Bei unserem ersten Aufeinandertreffen war ich Seelentröster und versuchte Johannes mit meinen eigenen Erfahrungen und positiven Gedanken zu helfen. Nichts passiert ohne Grund, so meine Devise. Jede Erfahrung muss genauso einmal erlebt werden, so sehr sie auch schmerzen mag. Man wächst an einzelnen Niederlagen und entdeckt ganz neue Seiten an sich selbst. Solange man immer optimistisch bleibt und den Kopf nicht verliert, ist auch diese Reise eine wunderbare, wertvolle. Aber in solchen Momenten sieht man das natürlich nicht. Ich versuchte ihn davon zu überzeugen, dass er alles richtig macht. Er teilt seine sensiblen Gedanken mit mir, obwohl wir uns überhaupt nicht kennen. Man könnte sagen, er macht sich verwundbar und bricht ein Stück seiner dicken Mauer, um gehört zu werden.

Ich wünschte, alle Menschen wären so. Die meisten laufen davon, wenn es ernst wird. Sie wurden verletzt und haben Schwierigkeiten sich erneut zu öffnen gegenüber einer anderen Person, eigentlich ein leeres Blatt, ein Neubeginn. Ein altes Kapitel findet ein Ende, eine neue Seite öffnet sich.

 

Johannes faszinierte mich wirklich, weil ich seit langem Mal wieder jemanden entdeckt habe, der total offen über seine Gefühle sprach. Er war sehr empfindsam. Johannes trank keinen Alkohol und rauchte auch keine Zigaretten. Er entsagte sich dem Ganzen, weil er diese Dinge in seiner Vergangenheit einfach zu exzessiv konsumierte. Für ihn war es aber auch kein Problem, das ich beides mit Genuss verzehrte. Wenn ich über Johannes spreche, spreche ich über einen Mann, der in seinem Leben schon viel durchgemacht hat. Ein starker Mann mit einem sehr weichen Kern. Jemand, dem man im Auge behalten sollte. Ich bewundere seine Art, diesen Dingen, wie Alkohol oder anderen Substanzen, die kalte Schulter zu zeigen. Für ihn keine Option meinte er, sonst wäre er heute nicht mehr hier. Dennoch fand ich es enorm stark, der Enthaltsamkeit treu zu bleiben. Er fand seine Erfüllung durch Glauben. Gar nicht so einfach in einer Stadt wie Berlin, in denen einem »verdrogte Leute« ständig über den Weg laufen. Ich persönlich bin ja kein Freund von chemischen Drogen und kann mit Personen in diesem Zustand nur schwer umgehen, aber so lebt jeder in seinem eigenen Universum.
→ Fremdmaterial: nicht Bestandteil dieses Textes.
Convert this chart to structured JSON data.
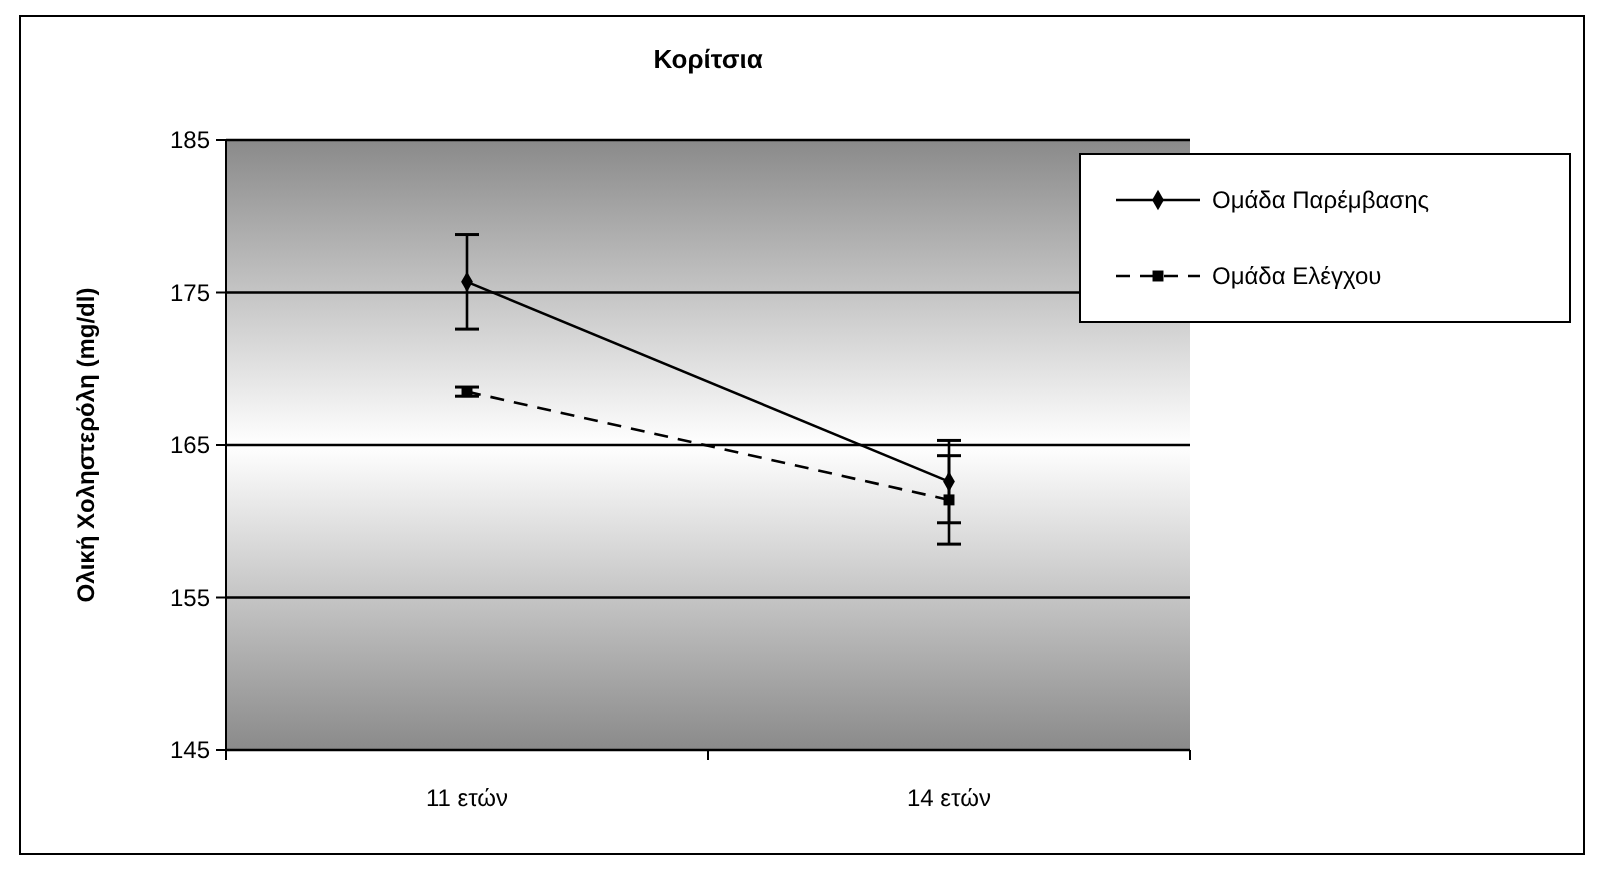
{
  "chart_data": {
    "type": "line",
    "title": "Κορίτσια",
    "ylabel": "Ολική Χοληστερόλη (mg/dl)",
    "categories": [
      "11 ετών",
      "14 ετών"
    ],
    "series": [
      {
        "name": "Ομάδα Παρέμβασης",
        "color": "#000000",
        "values": [
          175.7,
          162.6
        ],
        "errors": [
          3.1,
          2.7
        ],
        "marker": "diamond",
        "line_style": "solid"
      },
      {
        "name": "Ομάδα Ελέγχου",
        "color": "#000000",
        "values": [
          168.5,
          161.4
        ],
        "errors": [
          0.3,
          2.9
        ],
        "marker": "square",
        "line_style": "dashed"
      }
    ],
    "ylim": [
      145,
      185
    ],
    "yticks": [
      145,
      155,
      165,
      175,
      185
    ],
    "grid": "y",
    "legend": "top right"
  }
}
Nachdem wir im »Fuchsbau« viel über das Leben, seinen Verlust von Liebe und den Menschen im Allgemeinen philosophiert hatten, beschlossen wir doch noch zu ihm zu gehen. Ich weiß noch, dass ich dachte: Eigentlich ist alles perfekt so, wie es ist, dennoch gingen wir weiter. Ich wusste nur zu gut, wie es sich anfühlt, wenn man mit dem Gedanken bei jemand ganz anderes ist. Die Person, die dann vor einem steht, wäre nur ein schwacher Ersatz. Ich wollte das nicht sein, aber ich dachte, vielleicht hilft es ihm auch, um weiter voranzukommen.

Johannes sagte zu mir: »Die Morgen sind am schlimmsten!« Wenn er aufwacht mit der Erkenntnis, allein zu sein. Ich fand das interessant, weil ich mich immer vor dem Schlafengehen allein fühlte. Wenn es dunkel wurde und man alles noch mal reflektierte, das waren die schlimmsten Augenblicke für mich, in einer Phase des »Unglücklich Verliebtsein«.
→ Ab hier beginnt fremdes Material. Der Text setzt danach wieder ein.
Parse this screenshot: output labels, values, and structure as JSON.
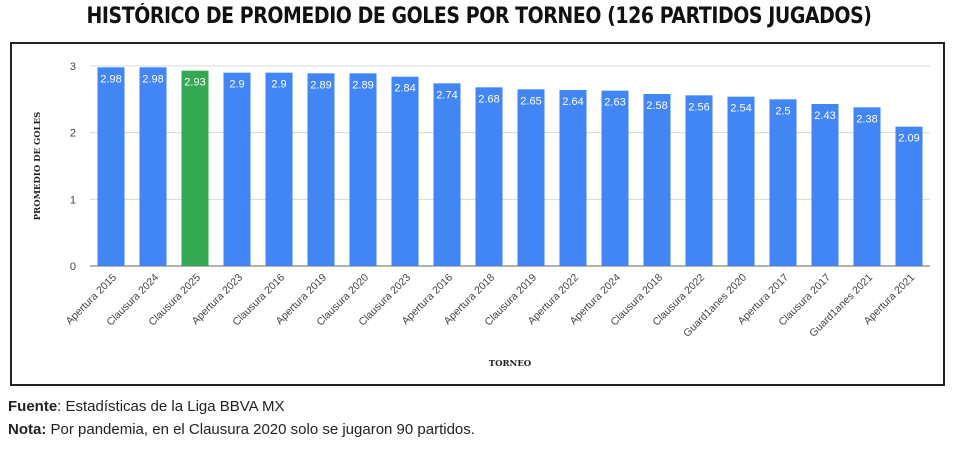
{
  "chart_data": {
    "type": "bar",
    "title": "HISTÓRICO DE PROMEDIO DE GOLES POR TORNEO (126 PARTIDOS JUGADOS)",
    "xlabel": "TORNEO",
    "ylabel": "PROMEDIO DE GOLES",
    "ylim": [
      0,
      3
    ],
    "yticks": [
      0,
      1,
      2,
      3
    ],
    "categories": [
      "Apertura 2015",
      "Clausura 2024",
      "Clausura 2025",
      "Apertura 2023",
      "Clausura 2016",
      "Apertura 2019",
      "Clausura 2020",
      "Clausura 2023",
      "Apertura 2016",
      "Apertura 2018",
      "Clausura 2019",
      "Apertura 2022",
      "Apertura 2024",
      "Clausura 2018",
      "Clausura 2022",
      "Guard1anes 2020",
      "Apertura 2017",
      "Clausura 2017",
      "Guard1anes 2021",
      "Apertura 2021"
    ],
    "values": [
      2.98,
      2.98,
      2.93,
      2.9,
      2.9,
      2.89,
      2.89,
      2.84,
      2.74,
      2.68,
      2.65,
      2.64,
      2.63,
      2.58,
      2.56,
      2.54,
      2.5,
      2.43,
      2.38,
      2.09
    ],
    "value_labels": [
      "2.98",
      "2.98",
      "2.93",
      "2.9",
      "2.9",
      "2.89",
      "2.89",
      "2.84",
      "2.74",
      "2.68",
      "2.65",
      "2.64",
      "2.63",
      "2.58",
      "2.56",
      "2.54",
      "2.5",
      "2.43",
      "2.38",
      "2.09"
    ],
    "highlight_index": 2,
    "colors": {
      "bar": "#4285F4",
      "highlight": "#34A853",
      "grid": "#d9d9d9"
    },
    "grid": true
  },
  "footer": {
    "source_label": "Fuente",
    "source_text": ": Estadísticas de la Liga BBVA MX",
    "note_label": "Nota:",
    "note_text": " Por pandemia, en el Clausura 2020 solo se jugaron 90 partidos."
  }
}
In dieser Geschichte geht es nicht um Sex, auch wenn wir miteinander schliefen, aber das irgendwie überhaupt nix zur Sache tut. Diese Geschichte handelt von wahren Emotionen, den unausgesprochenen Gefühlen, die uns alle so unnahbar machen. Den traurigen Wahrheiten von Frauen und Männern, die nicht mehr unbeschwert Neu sein können.

Ich merke manchmal selbst, dass ich durch meine Offenheit an Grenzen stoße und damit nicht bei jedem gut ankomme. Die Begegnung mit Johannes hat mir das Gegenteil bewiesen. Ich fühlte mich bestätigt, denn die Menschen, auf die es ankommt, die werden genau das immer anerkennen. Dankbarkeit überkam mich nach diesem einen Abend, der mich Johannes „zufälligerweise“ näher brachte.